New Econet Services company a response to plateaued telecoms business

In October last year, it emerged that the Econet Wireless Group had formed a new company to drive the EcoCash mobile money service. Econet Services. The new company wasn’t “launched” or “announced” formally in the market, as far as we could tell at least. The change was treated subtly by Econet in as far as the market was concern. For our part, we could only read that Econet was taking mobile money quite seriously. Serious enough to hire a separate CEO for the company, as well as hire former M-PESA talent.

In an interview with GSMA recently, Econet Services CEO Darlington Mandivenga, said Econet Services is a strategic response to stagnating (and possibly declining) revenues in the telecoms business. Increased competition and market saturation, he said, have basically plateaued revenues at a company that has experienced exponential growth in the past 5 years.

Econet Services, said Mandivenga is here to venture into non-telecoms business. “Anything outside that; in the financial services, insurance, micro insurance, micro health, agriculture… on mobile phone based applications” he explained.

Mandivenga also discussed some other interesting items to note in the interview, including the following:

  • That EcoCash is now processing transactions worth about US $150 million a month on the back of 7 million transactions a month. This is up from $70 million disclosed in October last year.
  • Volume of transactions to date (since launch) is about $700m.
  • 80% of the revenue on transactions  goes to the agents as Econet considers the distribution network critical to the business. The business wants customers to have an EcoCash agent within a 500 meter radius of each subscriber.
  • Even though Peer to Peer payments will remain dominant, the business would like to promote the use of EcoCash more as payment system than just P2P. Specifically, they would like to resolve existing problems with the use of cash in Zimbabwe (change being one).

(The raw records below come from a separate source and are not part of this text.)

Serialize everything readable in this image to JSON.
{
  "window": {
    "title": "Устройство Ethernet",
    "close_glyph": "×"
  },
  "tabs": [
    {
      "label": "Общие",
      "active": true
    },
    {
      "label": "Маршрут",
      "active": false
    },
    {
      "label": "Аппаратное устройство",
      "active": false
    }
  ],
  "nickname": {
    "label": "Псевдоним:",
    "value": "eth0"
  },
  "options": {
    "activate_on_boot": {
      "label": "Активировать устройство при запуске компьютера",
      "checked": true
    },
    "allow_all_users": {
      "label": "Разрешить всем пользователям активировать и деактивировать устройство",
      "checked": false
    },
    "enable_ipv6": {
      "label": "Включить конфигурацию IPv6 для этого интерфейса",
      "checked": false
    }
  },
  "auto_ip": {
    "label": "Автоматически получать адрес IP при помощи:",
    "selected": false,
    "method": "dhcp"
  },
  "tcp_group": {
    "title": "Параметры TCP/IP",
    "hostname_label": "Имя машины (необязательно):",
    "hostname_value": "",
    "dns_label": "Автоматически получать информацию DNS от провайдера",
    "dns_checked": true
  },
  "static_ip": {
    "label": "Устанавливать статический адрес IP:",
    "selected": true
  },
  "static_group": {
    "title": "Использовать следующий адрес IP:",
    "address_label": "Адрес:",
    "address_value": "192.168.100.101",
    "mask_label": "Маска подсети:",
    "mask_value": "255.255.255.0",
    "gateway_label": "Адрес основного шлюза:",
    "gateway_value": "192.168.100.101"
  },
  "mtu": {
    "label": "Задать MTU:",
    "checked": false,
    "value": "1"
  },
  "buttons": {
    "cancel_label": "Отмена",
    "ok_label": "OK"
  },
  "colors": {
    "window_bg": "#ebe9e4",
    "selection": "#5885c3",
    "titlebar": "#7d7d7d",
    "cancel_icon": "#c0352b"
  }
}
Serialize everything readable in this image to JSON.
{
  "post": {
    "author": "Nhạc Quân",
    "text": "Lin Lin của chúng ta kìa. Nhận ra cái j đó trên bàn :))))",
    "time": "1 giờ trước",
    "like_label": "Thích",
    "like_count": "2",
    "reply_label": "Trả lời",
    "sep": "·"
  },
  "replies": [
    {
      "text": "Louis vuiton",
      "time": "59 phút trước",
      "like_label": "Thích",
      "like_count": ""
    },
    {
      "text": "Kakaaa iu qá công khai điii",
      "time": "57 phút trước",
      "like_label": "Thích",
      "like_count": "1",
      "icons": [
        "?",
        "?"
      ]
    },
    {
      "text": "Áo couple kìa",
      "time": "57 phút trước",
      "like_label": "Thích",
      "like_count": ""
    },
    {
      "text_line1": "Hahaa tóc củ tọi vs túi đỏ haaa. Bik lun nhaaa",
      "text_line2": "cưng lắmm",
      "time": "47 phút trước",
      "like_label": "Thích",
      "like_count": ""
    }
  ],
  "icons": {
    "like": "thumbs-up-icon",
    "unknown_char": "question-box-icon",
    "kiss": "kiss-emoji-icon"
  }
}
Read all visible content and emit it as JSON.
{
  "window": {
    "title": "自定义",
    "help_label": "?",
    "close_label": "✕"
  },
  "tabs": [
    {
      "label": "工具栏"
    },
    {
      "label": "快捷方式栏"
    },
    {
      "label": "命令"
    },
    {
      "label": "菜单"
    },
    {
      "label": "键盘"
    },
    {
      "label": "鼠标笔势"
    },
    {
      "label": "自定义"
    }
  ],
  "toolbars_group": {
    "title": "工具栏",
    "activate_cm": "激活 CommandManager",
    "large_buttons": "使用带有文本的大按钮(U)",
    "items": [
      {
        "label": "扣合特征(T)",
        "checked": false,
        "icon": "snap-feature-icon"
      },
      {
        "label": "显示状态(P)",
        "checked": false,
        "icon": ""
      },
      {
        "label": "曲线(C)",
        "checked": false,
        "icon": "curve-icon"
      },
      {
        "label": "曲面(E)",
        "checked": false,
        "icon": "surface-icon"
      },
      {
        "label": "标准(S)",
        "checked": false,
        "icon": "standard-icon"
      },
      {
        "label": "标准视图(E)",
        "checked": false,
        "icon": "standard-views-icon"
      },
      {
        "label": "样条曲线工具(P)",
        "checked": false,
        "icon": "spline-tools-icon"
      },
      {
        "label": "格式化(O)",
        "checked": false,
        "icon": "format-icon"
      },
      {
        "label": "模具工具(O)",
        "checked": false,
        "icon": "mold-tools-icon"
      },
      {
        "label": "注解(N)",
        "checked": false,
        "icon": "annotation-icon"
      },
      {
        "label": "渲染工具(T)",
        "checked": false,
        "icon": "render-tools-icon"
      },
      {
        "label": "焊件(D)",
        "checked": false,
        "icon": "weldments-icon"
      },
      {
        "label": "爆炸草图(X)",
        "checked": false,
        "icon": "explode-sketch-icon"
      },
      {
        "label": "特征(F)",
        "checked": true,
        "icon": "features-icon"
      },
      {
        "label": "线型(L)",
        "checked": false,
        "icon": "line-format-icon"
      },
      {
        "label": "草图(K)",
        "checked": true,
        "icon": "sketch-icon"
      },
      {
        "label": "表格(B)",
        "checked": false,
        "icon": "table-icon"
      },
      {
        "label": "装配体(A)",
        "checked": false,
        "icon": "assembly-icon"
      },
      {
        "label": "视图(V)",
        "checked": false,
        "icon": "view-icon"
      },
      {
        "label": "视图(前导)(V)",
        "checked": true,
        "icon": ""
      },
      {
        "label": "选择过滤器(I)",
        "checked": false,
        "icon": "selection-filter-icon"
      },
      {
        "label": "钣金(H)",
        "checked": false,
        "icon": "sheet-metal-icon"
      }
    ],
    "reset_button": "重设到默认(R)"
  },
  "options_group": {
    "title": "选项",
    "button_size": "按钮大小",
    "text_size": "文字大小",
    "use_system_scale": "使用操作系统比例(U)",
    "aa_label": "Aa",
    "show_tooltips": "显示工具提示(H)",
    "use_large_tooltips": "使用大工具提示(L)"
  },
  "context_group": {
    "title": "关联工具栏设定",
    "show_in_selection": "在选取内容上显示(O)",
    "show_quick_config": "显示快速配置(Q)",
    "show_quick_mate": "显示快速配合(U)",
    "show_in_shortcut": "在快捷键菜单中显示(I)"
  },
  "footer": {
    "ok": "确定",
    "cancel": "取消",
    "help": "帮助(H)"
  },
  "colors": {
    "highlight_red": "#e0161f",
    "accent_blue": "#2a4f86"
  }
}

Good to watch all the videos on that page to get a useful glimpse into the company’s strategy with EcoCash.

13 comments

  1. ic0n1c

    Bullet 2 & 3 seem incomplete… or is it my browser? May you rectify please.

    1. L.S.M. Kabweza

      problem on our end. fixed. thanks a mil

  2. Chris Mberi

    Until one owns a few patents and believes in art, its always going to be a wild goose chase.

  3. Oscar Manduku

    Fambai nembhora baba. Liking the concept of unravelling of concepts.

  4. chirau

    Until these selfish folks realize the importance of developer communities and their ability to disrupt even their most profitable markets, I hope they continue running into plateaus at even faster rates. I for one am tired of people praising Econet as the ideal indigenous company yet it wants to keep all innovation and potential under lock and key. Skype killed voice, Whatsapp is killing SMS, WiFi sharing will kill data bundles and eventually that little exorbitantly priced, offline-only, closed API EcoCash will be overtaken by cheaper more open and internationally available options… a process Dwolla is jump starting Then you will understand the importance of working with developers. Yours is a tech world, and despite how rich you are… developers and their interest in your platform are king. Then what are you going to do? TV? Aereo will be waiting for you.

    I hope your directors and management end up doing prosperity gospel. Change is inevitable… and your behemoth of a monopolistic bureaucracy shall come to pass.

    1. Zimictfan

      Lolest! bitter developer! When Mark Zuckerberg and steve jobs developed Facebook and Apple respectively they never complained or screamed around like you doing. I can see you are a Real developer used to coding same lines daily. If you were an innovator you would see opportunities around EcoCash and develop something cheap and affordable which people will like. We must not just complain lets learn to compete and innovate in order to compete. Facebook took MySpace out of the game so why can’t you mr developer come up with something better. Talk is cheap bhururu

      1. Time

        Ah iwe you do realize Zuckerburg and Jobs were all in the USA…as in a top 10 nation to do business in…not Zimbabwe. So whatever challenges they faced there, they could overcome far more quicker, but the challenges faced here can only by dealt with in a certain way that involves dirty politics not market forces and its comments like yours that show that clearly you yourself have never tried to do anything “disruptive” in this country. I have a friend that tried to start a pretty innovative business here…it failed due to our hostile tech environment and amount of directors pockets that needed to be greased for them to even look at the product…yet, he took the exact same model to the UK and is now getting ready to quit his full time job.

  5. Future

    I watch all 7 clips. Mr D. Mandivenga thanks for looking beyond your raw technology and focus on finding ways to help customers solve their problems but no company or CEO is successful without a strong management team. Employ experienced developers to get most competitive Apps, that’s what you need to do, that’s my advice to you.